A time course for permeability of the injured blood-spinal cord barrier (BSCB) also existed around the lesion site, which started several minutes after SCI, and lasted for up to 28 days after the prime injury. Therefore, we reasonably inferred that intraperitoneal injection of UAMC-3203 could pass the BSCB to a certain extent and achieve therapeutic effects within 7 days after SCI[15].
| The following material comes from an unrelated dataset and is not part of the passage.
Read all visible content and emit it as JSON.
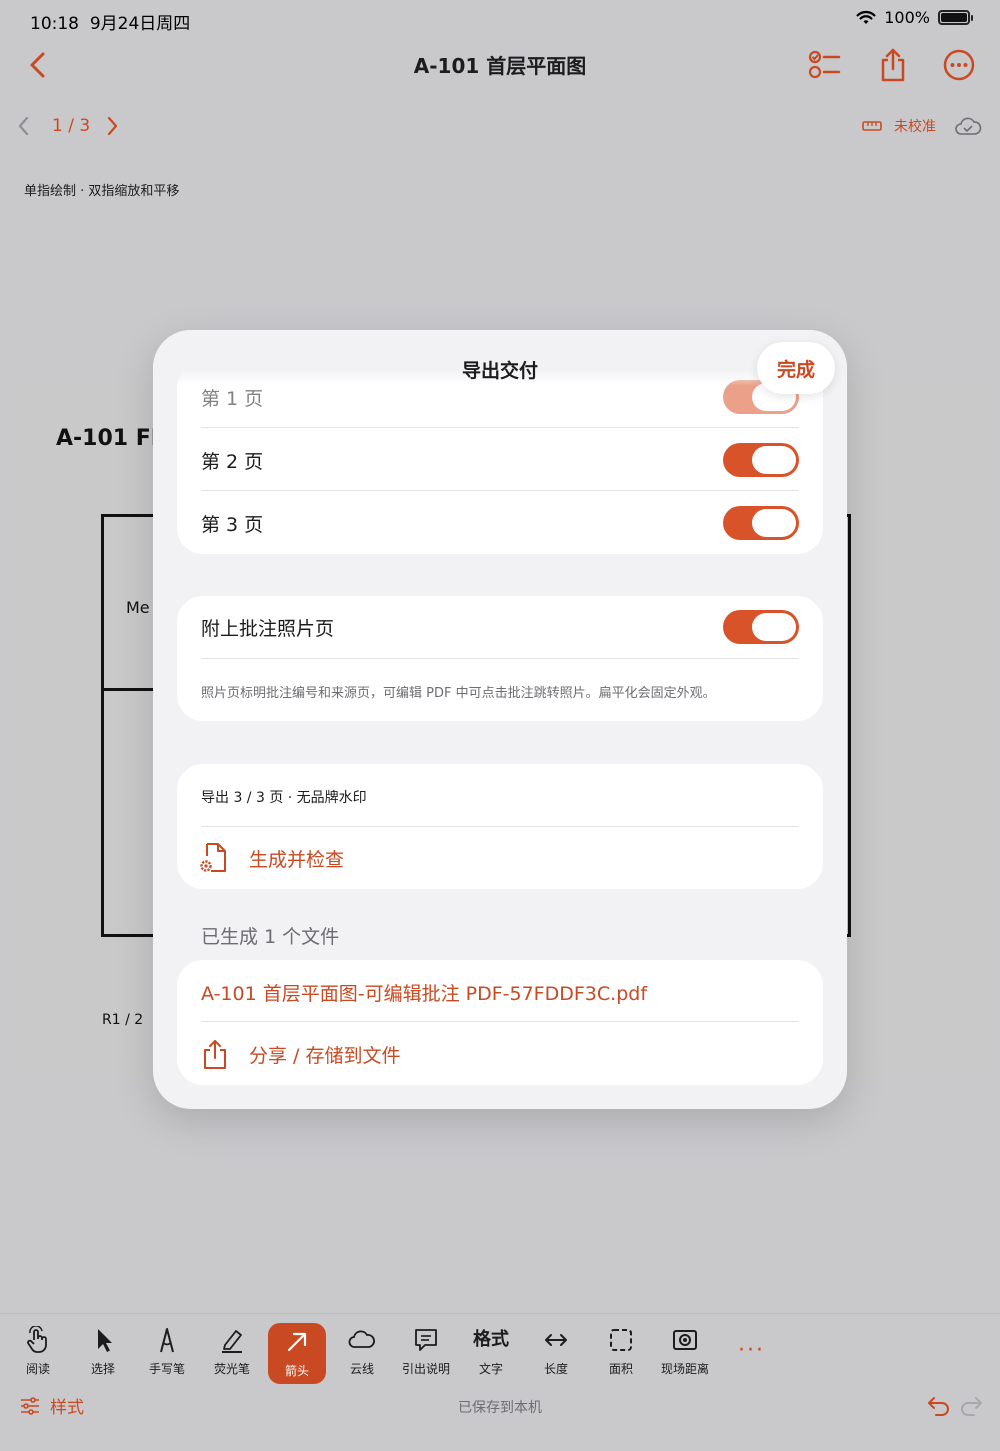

Histopathological analysis
Rats were anesthetized and perfused with 0.9% NaCl followed by 4% paraformaldehyde through the heart at week 4 post-Spinal Cord Injury. Approximately 10 mm of spinal cord tissue was dissected from the focal point of the lesion. The samples were then immersed in 4% paraformaldehyde and kept at 4 °C for 24 h. The paraffin sections were incubated in a 60 °C oven for 1.5–2 h, soaked in xylene and alcohol for dewaxing, and rinsed with distilled water. Place the dehydrated paraffin sections in hematoxylin staining solution for 3–5 min and rinse with distilled water. The sections were dehydrated in 85% and 95% graded alcohol for 5 min, and then stained in eosin staining solution for 5 min. The slices were dehydrated and transparent, then air-dried and sealed with neutral gum[16]. Luxol Fast Blue(LFB) used LFB kit (G1030,Servicebio, wuhan, China)[17].
Western blot assay (WB)
Rats were anesthetized with 30 mg/kg pentobarbital sodium (6 mg/mL) three days after spinal cord injury. Tissues located 3 mm from the injury epicenter were collected and lysed in RIPA Lysis Buffer (Beyotime Biotechnology, Cat# P0013B) with added protease inhibitor (Roche, Basel, Switzerland, Cat# 04693132001). The protein concentration was measured by using the BCA assay (P0010,Beyotime, shanghai, China). Target proteins were separated by 12% SDS-PAGE and then transferred to a PVDF membrane. After blocking with 5% skim milk, the membranes were incubated with different primary antibodies at 4 °C overnight. Subsequently, the membranes were washed 3 times with Tris-buffered saline Tween and then incubated with secondary antibodies for 1 h at room temperature. Protein bands were visualized by using ECL reagents (Thermo Scientific, #35050, MA, USA) and exposed by using the ChemiDoc XRS System (BioRad, USA). Quantitative analysis was performed with Image J software[18].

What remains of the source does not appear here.